EH Dole Chapter responds to four fires in one week

The Elizabeth Hanford Dole Chapter of the American Red Cross has been busy in the last week responding to fires that destroyed four homes in Rowan:

  • A Nov. 27  fire on Chalice Court in Salisbury that displaced two adults
  • A Dec. 1 fire on Martin Luther King Jr. in Salisbury that displaced a family of four
  • A Dec. 3 fire on N. Salisbury Avenue in Granite Quarry that displaced a family of three
  • A Dec. 3 fire on Lomax Drive in Gold Hill that displaced seven people

The Red Cross provided assistance for emergency needs, like food, shelter and clothing.
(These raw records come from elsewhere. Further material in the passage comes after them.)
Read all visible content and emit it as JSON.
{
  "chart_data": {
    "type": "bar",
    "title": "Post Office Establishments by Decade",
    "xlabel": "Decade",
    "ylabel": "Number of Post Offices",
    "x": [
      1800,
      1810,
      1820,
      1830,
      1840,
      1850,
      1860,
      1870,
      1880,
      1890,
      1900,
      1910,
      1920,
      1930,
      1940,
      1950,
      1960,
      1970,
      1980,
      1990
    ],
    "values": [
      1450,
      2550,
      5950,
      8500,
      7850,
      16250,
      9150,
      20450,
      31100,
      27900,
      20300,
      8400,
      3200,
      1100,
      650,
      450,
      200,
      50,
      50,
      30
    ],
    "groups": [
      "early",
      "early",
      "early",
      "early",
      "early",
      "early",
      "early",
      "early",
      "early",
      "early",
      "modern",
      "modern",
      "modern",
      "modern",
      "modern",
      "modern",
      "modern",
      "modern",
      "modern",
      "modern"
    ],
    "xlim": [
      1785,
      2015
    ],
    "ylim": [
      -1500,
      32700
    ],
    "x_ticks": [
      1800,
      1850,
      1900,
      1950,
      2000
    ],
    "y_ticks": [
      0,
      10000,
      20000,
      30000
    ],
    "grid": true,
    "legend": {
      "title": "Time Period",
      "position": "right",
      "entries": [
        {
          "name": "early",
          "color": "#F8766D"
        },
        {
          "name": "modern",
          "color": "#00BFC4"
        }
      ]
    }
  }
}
Red Cross staff and volunteers also work with the families on a case-by-case basis to help them get on the road to recovery with other community partners.

Home fires are the biggest disaster threat to people in this country – worse than floods, hurricanes and tornadoes. With the onset of winter and colder weather, people will be turning up their thermostats to stay warm. Many will resort to alternate heating methods to cut down on costs. Supplemental heating sources can be dangerous if not used properly.

“This is the busiest time of the year for us,” said local Red Cross Emergency Services Specialist Deborah Lineberger, who noted that on average, the chapter responds to four or five fires a month.

To Help:

Those who want to help the people affected by fires like these, as well as countless crises at home and around the world, can make a donation to support American Red Cross Disaster Relief. Their gift will enable the Red Cross to prepare for and provide shelter, food, emotional support and other disaster assistance. Visit for more information on making a donation to the American Red Cross.

Fire safety tips:

The Red Cross urges caution when using heating alternatives and offers the following safety tips on how to prevent fires:

  • Have wood and coal stoves, fireplaces, chimneys and furnaces professionally inspected once a year.
  • Never use a stove or oven to heat the home.
  • Never leave portable heaters or fireplaces unattended. 
  • Turn off space heaters or extinguish the fireplace before going to bed or leaving home. 
  • Place a space heater on a hard, level, nonflammable surface.  Do not put space heaters on rugs or carpets, near bedding or drapes, and keep children and pets away.  Look for a space heater model that shuts off automatically if the heater falls over.
  • When using a fireplace, use a glass or metal screen large enough to catch sparks or rolling logs and keep the fire in the fireplace.
  • Keep all flammable materials such as newspapers, matches, bedding, clothing, carpets and rugs at least three feet away from heat sources such as space heaters, fireplaces and stoves.

Smoke alarms save lives. People should:

  • Install smoke alarms on every level of their home, inside bedrooms and outside sleeping areas.
  • Check monthly that smoke alarms are working properly by pushing the test button.
  • Replace batteries in smoke alarms at least once a year.
  • Replace smoke alarms every ten years.